“The company without a strategy is willing to try anything.” – Michael Porter
Don’t be one of those B2B companies willing to try anything when it comes to your content.
According to this Demand Gen report, 67 percent of B2B buyers rely more on content to make their purchasing decisions than they did a year ago. If your content is conceptualized, created and distributed under a haphazard strategy (you do have a strategy, right?), you’re going to get haphazard results. And that never helped any company’s bottom line (or anything else, for that matter).
Here are five things that the best B2B marketing strategies have in common, so you can align your efforts to find success:
1. A well-defined target audience
The best marketing campaigns don’t try to appeal to a broad audience. Instead, they target at least one fully defined persona that represents the best target market segment. Flesh out this persona with appropriate demographic information and then take stock of motivations. Ask these questions:
- What problems are your customers facing?
- Which ones can you solve?
- What solutions have they tried and which ones are they considering?
- Do they use your product or service, and if so, how?
It’s also important to consider where on the ladder you’re most likely to have the greatest effect. While a manager or executive may have the final say before a purchase, there are often influencers and information-collectors that do much of the legwork. Your efforts may pay off better if you target that group instead of the decision-makers.
To make the process of defining your target market efficient, try HubSpot’s Make My Persona tool. It walks you through the process step by step, and the result is a document with all the details — right down to a photo of your ideal customer.
2. A clear, actionable solution
No matter how great the pitch or how personable the salesperson, nobody likes to be sold to. If you’re focused only on selling your products and services, your customers will start to feel pressured and uncomfortable. You may be able to close a few deals and keep a few leads coming in, but your results will be far from ideal.
Instead, think about your products and services as solutions to a problem — you possess the ability to make someone’s job easier, more efficient, more profitable. Reposition yourself as a problem solver, and then focus your marketing strategy on hitting those pain points and offering to relieve them.

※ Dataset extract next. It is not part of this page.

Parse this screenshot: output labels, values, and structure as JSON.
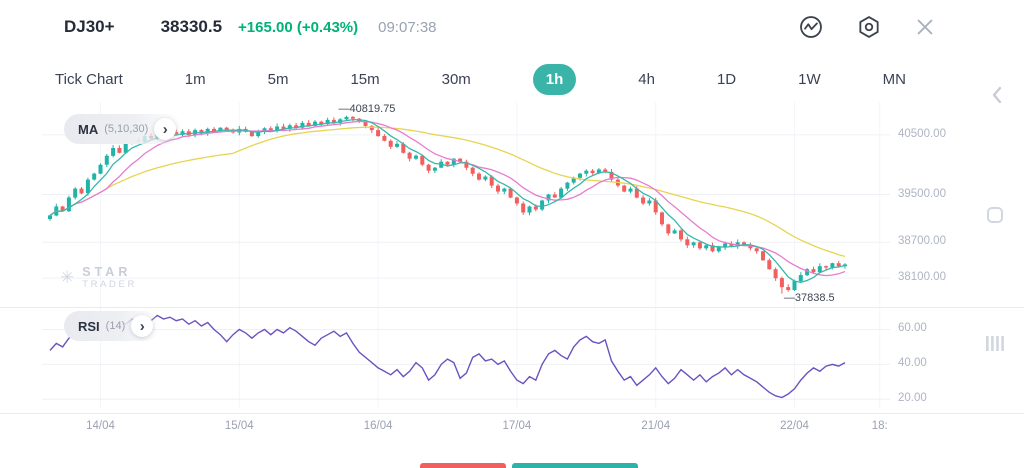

For a little help discovering what your customers’ pain points are, read this post from Copytactics. Once you create content around those pain points, use it to power a robust social media presence focused on problem-solving content.
3. A well-worn path
Creating a well-worn path begins with laying out a clear course for people to follow during the buying process. It’s not enough to create advertisements and put information on your website for people to find. Instead, the best marketing strategies gently nudge buyers down the funnel in a calculated, predictable way.
The biggest messages are aimed at attracting attention and presenting your solutions, and the most detailed messages reassure readers that you’re the one. They also tell a potential customer exactly what action to take next in the form of a call-to-action written in the first person so readers feel in charge. In fact, according to this Unbounce post, one company was able to boost the effectiveness of their call to action by 90 percent just by changing it from “Start your free trial” to “Start my free trial.”
Creating a map of your customer’s journey can be a complex process. To make mapping more organized (and even a little fun), check out this collection of journey mapping tools from Service Design Tools.
4. Specific, measurable goals
“Get more sales” is not a specific, measurable goal. While you can certainly see if your overall sales have gone up in the last 30 days, it will be difficult to attribute that change to any particular segment of your strategy without considering a few other metrics as well. When 93 percent of marketers say they are under pressure to deliver a measurable ROI (Leapfrog Marketing Institute) and 50 percent find it difficult to attribute marketing activity directly to results (Forrester), you can see the importance of setting goals that are measurable and attributable to your marketing efforts.
Instead of broad goals, set smaller, more targeted goals that can be measured at various stages of the customer’s journey to measure the overall effectiveness of your strategy. Specific goals could include:
- Boosting new website visitors or email clicks
- Increasing visits to a landing page
- Converting more visitors using downloads, free trials or other premium content
When you have multiple goals to meet at various points in the buying process, you’ll be able to identify where you’re doing well and at which point you are losing the most potential customers — and then you can refocus your efforts.
5. A content engine
Today’s successful marketing strategies include a whole lot of written content that is destined for blogs, emails and premium downloads. This content not only needs to be created and distributed, it also needs the ability to multiply for successful channels and provide a reliable, steady stream of information for interested readers.
If the thought of writing a novel’s worth of content on a regular basis makes you nervous, take a page from the marketing pros and learn how to repurpose and repackage your content so it’s fresh and useful without reinventing the wheel. For example, an ebook that is meant to be a premium download can also be broken down into several blog posts. The reverse also works — look for blog posts with similar topics and repackage them as a whitepaper or an ebook. This post from Quick Sprout features additional suggestions for repurposing content.
Bring it all together
The most successful marketing campaigns center around the customer’s experience. They begin with a problem and a solution, and everything else is built around presenting this solution in a way that is helpful and informative to the reader. They present a clear path and anticipate possible sticking points to work out the kinks ahead of time. Lastly, they are scalable: to keep costs in check while still being able to ramp up, the most successful marketing campaigns use and reuse content and materials to continually provide useful, fresh information to help people choose the right solution for their problems.